В вестибюле, где уже сновало множество народу, он обменялся несколькими молниеносными взглядами с посетителями, знакомыми и незнакомыми, по-звериному чуткими, любопытными, ищущими среди входивших узнаваемое лицо, к которому можно устремиться с громким, напоказ, возгласом, и тут же на глазах у всех старомодно, по-московски расцеловаться. Или же, напротив, скользнуть в сторону, скрыться за колонну, если лицо по какой-либо причине было неприятным или опасным.

При входе в холл на высоком штативе был выставлен некролог, оповещавший о кончине очередного писателя, на сей раз некоего Гринфельда, чье выведенное черным имя ничего не говорило Коробейникову. Принадлежало к огромному множеству литераторов, авторов каких-нибудь военных стихотворений о вождях и героях или критических статей, порицавших Ахматову и Зощенко. Эти небольшие многочисленные литераторы населяли целый район Москвы у метро «Аэропорт», как ласточки-береговушки. Дружили, ссорились, сплетничали, вылетали на прогулку в соседний скверик и время от времени умирали, оставляя уютные квартирки своей многочисленной еврейской родне. Некролог в Доме литераторов был последней страничкой в литературной судьбе писателя Гринфельда. Перед закрытой дверью, ведущей в малый зал, лежала оброненная еловая веточка, что означало приготовление к завтрашней панихиде, для которой в сумерках затворенного зала были сдвинуты в сторону кресла, выставлен длинный просторный стол, стоял обтянутый кумачом, покуда пустой, пахнущий сырой древесиной гроб. Коробейников мысленно и без всякого сожаления представил в красном гробу сердитое желтоватое личико с крупным носом и фиолетовыми склеенными губами. Спустился в туалет, желая ополоснуть перед ужином руки.

Там он застал комичную и весьма характерную сцену. Два изрядно подвыпивших поэта, обычно являвшихся в Дом литераторов задолго до вечерних сумерек и набиравших в буфете водки, дешевых бутербродов с колбасой и селедкой, теперь, в туалете, среди несвежего кафеля и тусклых зеркал, выясняли, кто из них «последний поэт деревни».

– Ты – графоман и воришка чужих метафор и образов!.. Спер у меня строки: «Средь широких хлебов затерялась деревня…» Я тебе по пьянке читаю гениальные стихи, а ты записываешь и вставляешь в свою туфту… Недаром о тебе говорят: «Все стихи – говно, но встречаются гениальные строчки!..» – нахохлился маленький, воробьиного вида, поэт, нацелив на соперника острый раздраженный клювик.

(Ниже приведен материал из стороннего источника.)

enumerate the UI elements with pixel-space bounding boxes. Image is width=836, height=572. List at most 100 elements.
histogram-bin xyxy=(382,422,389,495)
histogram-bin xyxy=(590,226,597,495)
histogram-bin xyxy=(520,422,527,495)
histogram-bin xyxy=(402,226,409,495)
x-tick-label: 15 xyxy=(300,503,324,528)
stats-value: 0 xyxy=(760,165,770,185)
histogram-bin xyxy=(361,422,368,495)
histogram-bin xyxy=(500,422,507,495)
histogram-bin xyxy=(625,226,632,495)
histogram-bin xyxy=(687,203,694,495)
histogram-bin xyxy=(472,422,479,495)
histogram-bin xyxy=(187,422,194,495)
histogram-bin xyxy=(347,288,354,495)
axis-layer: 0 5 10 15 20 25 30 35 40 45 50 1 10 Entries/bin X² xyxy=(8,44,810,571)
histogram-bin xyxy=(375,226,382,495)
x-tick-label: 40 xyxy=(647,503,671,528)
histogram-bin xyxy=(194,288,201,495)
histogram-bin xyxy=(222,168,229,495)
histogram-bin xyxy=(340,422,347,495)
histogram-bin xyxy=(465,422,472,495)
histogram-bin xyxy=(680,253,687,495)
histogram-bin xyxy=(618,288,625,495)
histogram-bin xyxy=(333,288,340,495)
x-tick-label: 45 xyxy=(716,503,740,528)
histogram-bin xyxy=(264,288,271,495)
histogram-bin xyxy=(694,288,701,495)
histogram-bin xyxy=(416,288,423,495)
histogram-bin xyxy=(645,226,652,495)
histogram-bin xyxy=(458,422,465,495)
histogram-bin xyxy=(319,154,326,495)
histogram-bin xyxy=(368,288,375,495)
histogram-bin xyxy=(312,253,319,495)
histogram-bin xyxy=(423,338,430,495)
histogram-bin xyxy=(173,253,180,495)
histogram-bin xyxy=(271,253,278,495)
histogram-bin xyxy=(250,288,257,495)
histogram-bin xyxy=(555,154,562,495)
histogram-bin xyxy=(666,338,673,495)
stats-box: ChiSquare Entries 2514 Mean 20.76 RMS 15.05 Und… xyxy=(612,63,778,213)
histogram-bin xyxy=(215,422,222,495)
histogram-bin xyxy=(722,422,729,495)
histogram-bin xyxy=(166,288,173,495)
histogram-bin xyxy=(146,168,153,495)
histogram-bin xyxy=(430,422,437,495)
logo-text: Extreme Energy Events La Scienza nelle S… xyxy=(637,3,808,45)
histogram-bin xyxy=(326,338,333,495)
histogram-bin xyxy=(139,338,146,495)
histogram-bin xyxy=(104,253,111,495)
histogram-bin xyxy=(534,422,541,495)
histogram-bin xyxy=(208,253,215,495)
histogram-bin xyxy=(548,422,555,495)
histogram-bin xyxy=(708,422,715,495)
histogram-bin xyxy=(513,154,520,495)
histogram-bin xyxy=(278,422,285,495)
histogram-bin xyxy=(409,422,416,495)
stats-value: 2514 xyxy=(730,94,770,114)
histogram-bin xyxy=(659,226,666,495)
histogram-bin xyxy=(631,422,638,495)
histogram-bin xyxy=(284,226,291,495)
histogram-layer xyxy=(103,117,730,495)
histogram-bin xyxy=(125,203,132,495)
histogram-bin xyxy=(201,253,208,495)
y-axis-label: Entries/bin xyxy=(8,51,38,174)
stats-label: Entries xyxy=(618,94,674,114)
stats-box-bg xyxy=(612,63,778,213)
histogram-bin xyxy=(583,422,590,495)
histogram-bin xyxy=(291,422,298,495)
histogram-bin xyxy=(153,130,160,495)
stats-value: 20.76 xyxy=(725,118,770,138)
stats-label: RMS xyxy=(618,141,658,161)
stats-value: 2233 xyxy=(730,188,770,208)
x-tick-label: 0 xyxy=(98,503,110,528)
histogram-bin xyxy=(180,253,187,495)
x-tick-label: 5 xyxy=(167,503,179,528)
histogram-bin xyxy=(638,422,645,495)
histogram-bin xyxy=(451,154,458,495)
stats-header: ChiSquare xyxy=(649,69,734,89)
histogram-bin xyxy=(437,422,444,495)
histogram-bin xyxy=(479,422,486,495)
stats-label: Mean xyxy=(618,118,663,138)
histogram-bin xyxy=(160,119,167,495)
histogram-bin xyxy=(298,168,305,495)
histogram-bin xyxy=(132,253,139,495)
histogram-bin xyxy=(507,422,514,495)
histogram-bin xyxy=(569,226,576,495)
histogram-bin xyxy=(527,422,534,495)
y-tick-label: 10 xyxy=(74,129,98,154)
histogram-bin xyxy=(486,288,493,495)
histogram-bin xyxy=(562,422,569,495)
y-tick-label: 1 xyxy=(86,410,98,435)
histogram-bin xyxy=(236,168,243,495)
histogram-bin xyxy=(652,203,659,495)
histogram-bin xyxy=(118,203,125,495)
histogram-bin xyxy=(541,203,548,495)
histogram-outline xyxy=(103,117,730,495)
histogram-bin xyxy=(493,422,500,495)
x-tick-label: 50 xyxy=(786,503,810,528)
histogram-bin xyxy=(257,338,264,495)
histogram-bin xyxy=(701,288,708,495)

– Как сейчас дам тебе в лоб, чтоб не врал!.. Чтоб мозги твои тухлые здесь растеклись!.. – белел от гнева второй, крутя крестьянской жилистой шеей, на которой страшно взбухала синяя вена.

Оба родились в деревнях. Писали о заколоченных избах, об обездоленных деревенских старухах, о крапиве и лебеде у родного порога. Обещали в своих стихах вернуться в родимый край и залатать старой матери прохудившуюся крышу избы. Коробейников ополаскивал руки, видя в зеркало, как стоят они среди кафельных стен туалета, готовые подраться, выходцы из русской провинции, обожатели Есенина, дебоширы и выпивохи, пропивающие в буфете свои невеликие деньги и малые таланты.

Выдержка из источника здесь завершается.